This week has really made me reflect on my own gender identity and intersectionality. Illustrated in Justin Hubbell’s comic strip, “The Great Divide,” most people struggle to place individuals in rigid, unyielding, stereotypical gender boxes: boys and girls (Hubbell, 2016). I have to admit before learning what I know now about gender, I fell victim to this practice of rigid pigeonholing. Although I have always prided myself on being open-minded and progressive, I had never thought about gender being on a spectrum. This is partly because I never really gave too much thought about gender. After taking the quiz, “Which Gender Are You Subconsciously?”, I really started reading and watching the rest of the class readings and videos with my own personal gender in mind (Which Gender, n.d.). I received an 80% Female and 20% Male result. The percentages really helped me understand that each individual has characteristics that fit under BOTH man and woman groupings/categories. It was easy for me to think, “Okay I am 80% girl, so I am mostly a girl.” But what about people who received 50% boy and 50% girl? Would they have to choose which gender they are MORE likely to fall under? How are these people supposed to pick a gender? I believe that I was brainwashed throughout my entire childhood to credit my gender to my sex. I was not taught anything else. All I knew was that I had a vagina, so I was 100% a girl, right?! It wasn’t until this week that I thought of myself as anything but a girl. Now I understand gender in a whole new light. I hate that the word “gender” even exists, because then you are required to answer the question, “What is your gender?” I believe that if gender did not exist, people would have an easier time embracing their true, real, androgynous qualities, which would benefit the world by having happier, more confident individuals living in it.

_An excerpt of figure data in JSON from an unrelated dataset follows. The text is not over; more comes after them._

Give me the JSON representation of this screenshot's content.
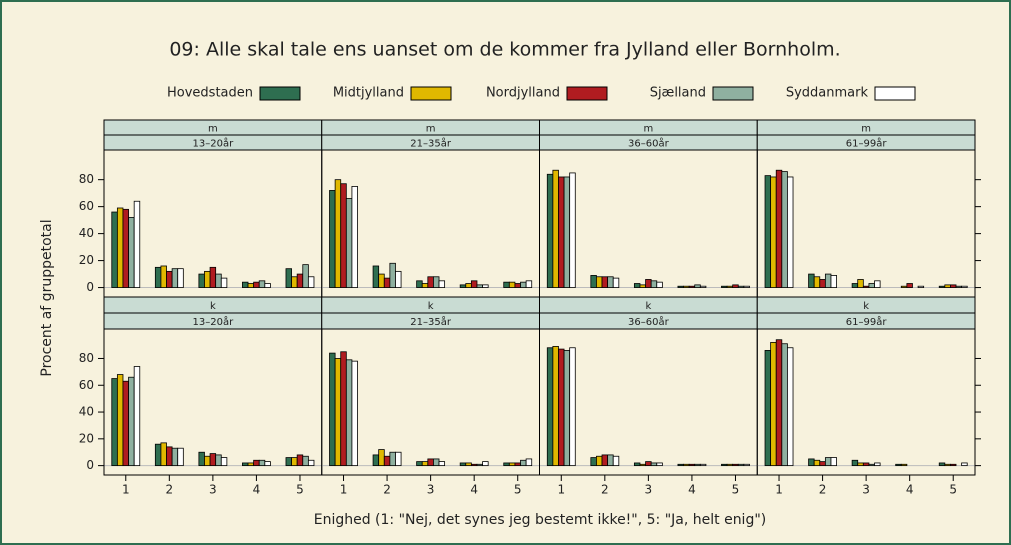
{
  "chart_data": {
    "type": "grouped-bar-panels",
    "title": "09: Alle skal tale ens uanset om de kommer fra Jylland eller Bornholm.",
    "xlabel": "Enighed (1: \"Nej, det synes jeg bestemt ikke!\", 5: \"Ja, helt enig\")",
    "ylabel": "Procent af gruppetotal",
    "series": [
      {
        "name": "Hovedstaden",
        "color": "#2e6e50"
      },
      {
        "name": "Midtjylland",
        "color": "#e0b800"
      },
      {
        "name": "Nordjylland",
        "color": "#b01c20"
      },
      {
        "name": "Sjælland",
        "color": "#8fb0a0"
      },
      {
        "name": "Syddanmark",
        "color": "#ffffff"
      }
    ],
    "categories": [
      "1",
      "2",
      "3",
      "4",
      "5"
    ],
    "ylim": [
      -7,
      102
    ],
    "yticks": [
      0,
      20,
      40,
      60,
      80
    ],
    "panels": [
      {
        "strip1": "m",
        "strip2": "13–20år",
        "values": [
          [
            56,
            15,
            10,
            4,
            14
          ],
          [
            59,
            16,
            12,
            3,
            8
          ],
          [
            58,
            12,
            15,
            4,
            10
          ],
          [
            52,
            14,
            10,
            5,
            17
          ],
          [
            64,
            14,
            7,
            3,
            8
          ]
        ]
      },
      {
        "strip1": "m",
        "strip2": "21–35år",
        "values": [
          [
            72,
            16,
            5,
            2,
            4
          ],
          [
            80,
            10,
            3,
            3,
            4
          ],
          [
            77,
            7,
            8,
            5,
            3
          ],
          [
            66,
            18,
            8,
            2,
            4
          ],
          [
            75,
            12,
            5,
            2,
            5
          ]
        ]
      },
      {
        "strip1": "m",
        "strip2": "36–60år",
        "values": [
          [
            84,
            9,
            3,
            1,
            1
          ],
          [
            87,
            8,
            2,
            1,
            1
          ],
          [
            82,
            8,
            6,
            1,
            2
          ],
          [
            82,
            8,
            5,
            2,
            1
          ],
          [
            85,
            7,
            4,
            1,
            1
          ]
        ]
      },
      {
        "strip1": "m",
        "strip2": "61–99år",
        "values": [
          [
            83,
            10,
            3,
            0,
            1
          ],
          [
            82,
            8,
            6,
            1,
            2
          ],
          [
            87,
            6,
            1,
            3,
            2
          ],
          [
            86,
            10,
            3,
            0,
            1
          ],
          [
            82,
            9,
            5,
            1,
            1
          ]
        ]
      },
      {
        "strip1": "k",
        "strip2": "13–20år",
        "values": [
          [
            65,
            16,
            10,
            2,
            6
          ],
          [
            68,
            17,
            7,
            2,
            6
          ],
          [
            63,
            14,
            9,
            4,
            8
          ],
          [
            66,
            13,
            8,
            4,
            7
          ],
          [
            74,
            13,
            6,
            3,
            4
          ]
        ]
      },
      {
        "strip1": "k",
        "strip2": "21–35år",
        "values": [
          [
            84,
            8,
            3,
            2,
            2
          ],
          [
            80,
            12,
            3,
            2,
            2
          ],
          [
            85,
            7,
            5,
            1,
            2
          ],
          [
            79,
            10,
            5,
            1,
            4
          ],
          [
            78,
            10,
            3,
            3,
            5
          ]
        ]
      },
      {
        "strip1": "k",
        "strip2": "36–60år",
        "values": [
          [
            88,
            6,
            2,
            1,
            1
          ],
          [
            89,
            7,
            1,
            1,
            1
          ],
          [
            87,
            8,
            3,
            1,
            1
          ],
          [
            86,
            8,
            2,
            1,
            1
          ],
          [
            88,
            7,
            2,
            1,
            1
          ]
        ]
      },
      {
        "strip1": "k",
        "strip2": "61–99år",
        "values": [
          [
            86,
            5,
            4,
            1,
            2
          ],
          [
            92,
            4,
            2,
            1,
            1
          ],
          [
            94,
            3,
            2,
            0,
            1
          ],
          [
            91,
            6,
            1,
            0,
            0
          ],
          [
            88,
            6,
            2,
            0,
            2
          ]
        ]
      }
    ]
  }
}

As I continue to self-reflect on each reading and video, I find myself realizing my white privilege. As stated in The Huffington Post’s video about White Feminism, “White Feminism is feminism that ignores intersectionality” (H., 2015). Although I have realized that me being white has given me numerous opportunities that others simply do not get, it wasn’t until after watching this video that everything began making sense. Purely out of luck I was born into a white, middle-class, American family. I began to realize this luck (or privilege) early on in my life, but I never put time into understanding other lives and their intersectionalities. Now that I am capable of understanding intersectionalities other than my own, I cannot imagine living in a world that is constructed against you. Instead of fighting for my own liberation from the systemic society that favors men over women, I should consider fighting for all of humanity’s freedom. A white feminist like myself may get offended by the large pay gap between men and women and decide to fight for “women’s” equality. However, these white feminists tend to forget that us women are NOT treated equally. As stated in the video, “White Feminism aims to close to wage gap between men and women, but what it fails to recognize is that most of the time Latina and black women make even less than white women.” So wouldn’t that be a little condescending to fight for an equal pay rate without first understanding that white women are to black women as men are to women. Feminists who are not white, cis, or straight must look at white feminists as hypocrites that still receive MORE equality than themselves. I think in order for all feminists to reach equality, white feminists must first recognize their favorability and privilege.
H. (2015). Why We Need To Talk About White Feminism. Retrieved June 05, 2016, from https://www.youtube.com/watch?v+VNdZcegK1IQ
Hubbell, Justin. “The Ultimate Break Down of the Gender Binary—Why It Hurts Us All.” Everyday Feminism. 24 Feb. 2016. Web. 05 June 2016.